Liver cancer stem cell (CSC) self-renewal and tumorigenesis are important causes of hepatocellular carcinoma (HCC) recurrence. We purposed to investigate the function of long noncoding RNA small nucleolar RNA host gene 9 (SNHG9) in liver CSC self-renewal and tumorigenesis in this study. Flow cytometry was carried out to separate CD133⁺ Populations and CD133⁻ Populations from HCC cell lines. A combination of CD133⁺ cells and Matrigel matrix was subcutaneously injected to create the NOD-SCID mouse xenograft tumor model. Colony formation test and spheroids formation assay were carried out to clarify the impact of SNHG9 on the self-renewal of liver CSCs. RNA immunoprecipitation, RNA-pull down, and chromatin immunoprecipitation were performed on CD133⁺ cells to elucidate the mechanism of SNHG9 regulating PTEN expression. We found that SNHG9 was highly expressed in HCC clinical samples, HCC cells, and CD133⁺ cells.
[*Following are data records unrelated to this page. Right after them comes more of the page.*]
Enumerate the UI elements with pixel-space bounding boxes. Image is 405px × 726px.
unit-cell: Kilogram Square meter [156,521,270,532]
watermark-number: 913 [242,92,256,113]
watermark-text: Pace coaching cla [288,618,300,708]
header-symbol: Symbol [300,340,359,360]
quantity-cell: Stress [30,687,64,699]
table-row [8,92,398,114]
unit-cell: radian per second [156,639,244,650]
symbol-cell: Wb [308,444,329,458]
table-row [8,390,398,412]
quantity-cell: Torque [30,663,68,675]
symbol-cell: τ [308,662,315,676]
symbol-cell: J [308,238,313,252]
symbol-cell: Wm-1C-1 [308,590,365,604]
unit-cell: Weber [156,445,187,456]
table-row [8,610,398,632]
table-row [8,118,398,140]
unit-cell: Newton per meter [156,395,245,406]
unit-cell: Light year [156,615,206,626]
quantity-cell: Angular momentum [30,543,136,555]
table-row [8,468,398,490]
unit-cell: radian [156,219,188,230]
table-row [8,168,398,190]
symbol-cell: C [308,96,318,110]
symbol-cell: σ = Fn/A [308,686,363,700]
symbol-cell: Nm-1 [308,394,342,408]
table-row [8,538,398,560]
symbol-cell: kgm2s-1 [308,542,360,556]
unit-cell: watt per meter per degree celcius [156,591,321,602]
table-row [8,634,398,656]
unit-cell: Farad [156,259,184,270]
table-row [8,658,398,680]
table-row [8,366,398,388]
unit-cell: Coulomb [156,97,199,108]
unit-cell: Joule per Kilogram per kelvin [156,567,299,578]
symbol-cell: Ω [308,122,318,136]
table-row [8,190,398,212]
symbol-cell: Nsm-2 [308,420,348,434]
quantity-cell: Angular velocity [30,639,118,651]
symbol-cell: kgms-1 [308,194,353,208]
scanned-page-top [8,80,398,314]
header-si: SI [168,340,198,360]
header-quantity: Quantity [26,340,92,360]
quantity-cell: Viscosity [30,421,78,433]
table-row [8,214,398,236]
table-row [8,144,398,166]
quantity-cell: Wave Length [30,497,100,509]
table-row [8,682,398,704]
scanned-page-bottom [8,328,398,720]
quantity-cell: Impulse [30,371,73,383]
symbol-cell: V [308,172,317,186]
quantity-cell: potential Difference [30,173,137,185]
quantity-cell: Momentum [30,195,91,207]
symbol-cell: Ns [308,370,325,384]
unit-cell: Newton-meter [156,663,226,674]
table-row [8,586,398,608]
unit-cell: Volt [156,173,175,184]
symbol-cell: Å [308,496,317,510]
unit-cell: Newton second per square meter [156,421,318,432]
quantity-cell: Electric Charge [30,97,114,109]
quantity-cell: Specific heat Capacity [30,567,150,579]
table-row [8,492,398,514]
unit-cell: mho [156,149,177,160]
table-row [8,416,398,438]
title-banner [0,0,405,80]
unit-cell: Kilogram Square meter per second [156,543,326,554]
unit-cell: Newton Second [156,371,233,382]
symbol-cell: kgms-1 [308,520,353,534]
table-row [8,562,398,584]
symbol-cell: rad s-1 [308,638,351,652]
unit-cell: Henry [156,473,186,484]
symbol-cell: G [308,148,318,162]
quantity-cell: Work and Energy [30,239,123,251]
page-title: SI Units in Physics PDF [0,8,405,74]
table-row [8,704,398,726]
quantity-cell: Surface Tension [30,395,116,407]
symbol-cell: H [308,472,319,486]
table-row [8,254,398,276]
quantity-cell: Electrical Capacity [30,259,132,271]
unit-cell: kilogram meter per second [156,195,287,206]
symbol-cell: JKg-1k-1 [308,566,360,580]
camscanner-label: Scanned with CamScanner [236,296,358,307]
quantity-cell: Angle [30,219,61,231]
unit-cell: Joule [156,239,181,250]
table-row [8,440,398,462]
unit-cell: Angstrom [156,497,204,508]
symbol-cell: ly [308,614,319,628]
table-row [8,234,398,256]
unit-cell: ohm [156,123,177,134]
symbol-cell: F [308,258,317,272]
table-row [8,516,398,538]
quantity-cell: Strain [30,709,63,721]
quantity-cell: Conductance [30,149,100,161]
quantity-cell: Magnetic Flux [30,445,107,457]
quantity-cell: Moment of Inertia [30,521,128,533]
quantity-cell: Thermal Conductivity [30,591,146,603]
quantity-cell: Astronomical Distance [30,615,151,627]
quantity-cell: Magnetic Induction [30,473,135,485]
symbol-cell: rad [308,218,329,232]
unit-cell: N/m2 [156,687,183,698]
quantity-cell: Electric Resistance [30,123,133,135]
In vitro, interference with SNHG9 prevented the formation of colonies and spheroids in liver CSC cells and primary HCC cells. In vivo, interference with SNHG9 reduced the tumor volume and weight. SNHG9 could bind to EZH2, and SNHG9 interference suppressed EZH2 recruitment and H3K27me3 levels in the PTEN promoter region. In addition, SNHG9 inhibition promoted PTEN expression while having little impact on EZH2 levels. Interference with SNHG9 inhibited liver CSC self-renewal and tumorigenesis by up-regulating PTEN levels. In conclusion, by binding to EZH2, SNHG9 down-regulated PTEN levels, promoting liver CSC self-renewal and tumor formation, and exacerbating HCC progression.
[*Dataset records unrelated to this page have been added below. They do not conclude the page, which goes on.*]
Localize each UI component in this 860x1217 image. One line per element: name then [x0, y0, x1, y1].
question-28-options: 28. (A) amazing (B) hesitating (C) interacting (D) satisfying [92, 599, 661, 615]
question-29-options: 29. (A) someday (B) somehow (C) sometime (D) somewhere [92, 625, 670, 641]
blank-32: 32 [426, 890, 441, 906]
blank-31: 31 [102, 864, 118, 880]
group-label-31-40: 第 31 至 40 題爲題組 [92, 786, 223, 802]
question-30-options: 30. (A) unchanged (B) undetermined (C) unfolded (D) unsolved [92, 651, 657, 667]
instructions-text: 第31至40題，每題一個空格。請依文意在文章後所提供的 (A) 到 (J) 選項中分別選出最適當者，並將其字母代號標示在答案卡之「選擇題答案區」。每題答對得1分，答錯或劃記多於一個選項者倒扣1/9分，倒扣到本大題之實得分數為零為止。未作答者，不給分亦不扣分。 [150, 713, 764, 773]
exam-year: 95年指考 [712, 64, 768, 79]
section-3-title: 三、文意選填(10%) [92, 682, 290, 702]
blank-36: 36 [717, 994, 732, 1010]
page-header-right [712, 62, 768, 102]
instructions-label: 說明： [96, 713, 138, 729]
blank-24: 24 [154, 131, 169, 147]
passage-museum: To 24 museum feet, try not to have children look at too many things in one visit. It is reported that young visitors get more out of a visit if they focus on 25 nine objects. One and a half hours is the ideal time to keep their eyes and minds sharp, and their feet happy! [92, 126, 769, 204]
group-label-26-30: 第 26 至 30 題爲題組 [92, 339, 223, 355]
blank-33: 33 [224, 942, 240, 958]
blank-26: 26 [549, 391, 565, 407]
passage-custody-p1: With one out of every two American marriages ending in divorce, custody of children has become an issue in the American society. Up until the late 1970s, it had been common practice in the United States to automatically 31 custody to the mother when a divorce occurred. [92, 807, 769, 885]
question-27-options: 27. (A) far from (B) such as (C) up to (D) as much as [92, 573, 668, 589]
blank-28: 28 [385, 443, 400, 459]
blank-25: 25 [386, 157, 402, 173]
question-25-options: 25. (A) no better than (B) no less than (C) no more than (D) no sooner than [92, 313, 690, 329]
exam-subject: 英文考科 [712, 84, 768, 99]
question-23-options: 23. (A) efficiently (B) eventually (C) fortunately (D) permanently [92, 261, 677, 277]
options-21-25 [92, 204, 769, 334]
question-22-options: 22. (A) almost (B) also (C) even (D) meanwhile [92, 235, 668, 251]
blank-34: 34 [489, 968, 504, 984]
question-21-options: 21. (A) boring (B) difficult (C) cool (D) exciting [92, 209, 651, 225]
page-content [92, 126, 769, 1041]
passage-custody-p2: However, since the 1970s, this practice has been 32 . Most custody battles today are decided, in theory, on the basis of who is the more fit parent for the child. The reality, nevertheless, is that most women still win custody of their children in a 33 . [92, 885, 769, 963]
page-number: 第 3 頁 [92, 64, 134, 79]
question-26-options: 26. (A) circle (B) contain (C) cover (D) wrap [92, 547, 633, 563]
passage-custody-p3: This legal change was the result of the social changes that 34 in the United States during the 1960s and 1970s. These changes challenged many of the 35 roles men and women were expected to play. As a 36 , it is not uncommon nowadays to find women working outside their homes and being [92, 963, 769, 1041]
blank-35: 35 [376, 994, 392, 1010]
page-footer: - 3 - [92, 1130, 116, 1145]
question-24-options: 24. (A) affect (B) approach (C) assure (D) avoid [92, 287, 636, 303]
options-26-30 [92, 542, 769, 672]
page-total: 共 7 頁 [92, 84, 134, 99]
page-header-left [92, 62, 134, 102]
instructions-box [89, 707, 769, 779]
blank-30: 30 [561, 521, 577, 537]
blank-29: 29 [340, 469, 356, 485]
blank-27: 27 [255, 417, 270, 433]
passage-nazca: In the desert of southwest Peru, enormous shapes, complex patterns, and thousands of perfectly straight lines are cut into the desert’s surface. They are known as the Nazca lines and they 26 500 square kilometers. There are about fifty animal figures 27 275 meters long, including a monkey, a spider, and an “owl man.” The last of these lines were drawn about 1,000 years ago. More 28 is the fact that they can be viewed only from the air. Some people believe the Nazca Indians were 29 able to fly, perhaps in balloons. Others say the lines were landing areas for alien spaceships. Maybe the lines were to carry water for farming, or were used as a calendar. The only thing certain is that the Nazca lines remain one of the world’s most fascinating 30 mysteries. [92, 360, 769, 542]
肝癌干细胞（CSC）的自我更新和肿瘤发生是肝细胞癌（HCC）复发的重要原因。本研究旨在探讨长链非编码RNA小核仁RNA宿主基因9（SNHG9）在肝脏CSC自我更新和肿瘤发生中的功能。进行流式细胞术以从 HCC 细胞系中分离 CD133 ⁺群体和 CD133 ^-群体。^{皮下注射CD133 +}细胞和Matrigel基质的组合以创建NOD-SCID小鼠异种移植肿瘤模型。通过集落形成实验和球体形成实验来阐明SNHG9对肝脏CSC自我更新的影响。^{对 CD133 +}细胞进行 RNA 免疫沉淀、RNA-pull down 和染色质免疫沉淀，以阐明 SNHG9 调节 PTEN 表达的机制。我们发现SNHG9在HCC临床样本、HCC细胞和CD133 ⁺细胞中高表达。在体外，干扰 SNHG9 可阻止肝脏 CSC 细胞和原发性 HCC 细胞中集落和球体的形成。在体内，干扰 SNHG9 可以减少肿瘤的体积和重量。SNHG9 可以与 EZH2 结合，并且 SNHG9 干扰抑制了 PTEN 启动子区域中的 EZH2 募集和 H3K27me3 水平。此外，SNHG9 抑制促进了 PTEN 表达，而对 EZH2 水平影响很小。干扰 SNHG9 通过上调 PTEN 水平抑制肝脏 CSC 自我更新和肿瘤发生。总之，SNHG9通过与EZH2结合，下调PTEN水平，促进肝脏CSC自我更新和肿瘤形成，并加剧HCC进展。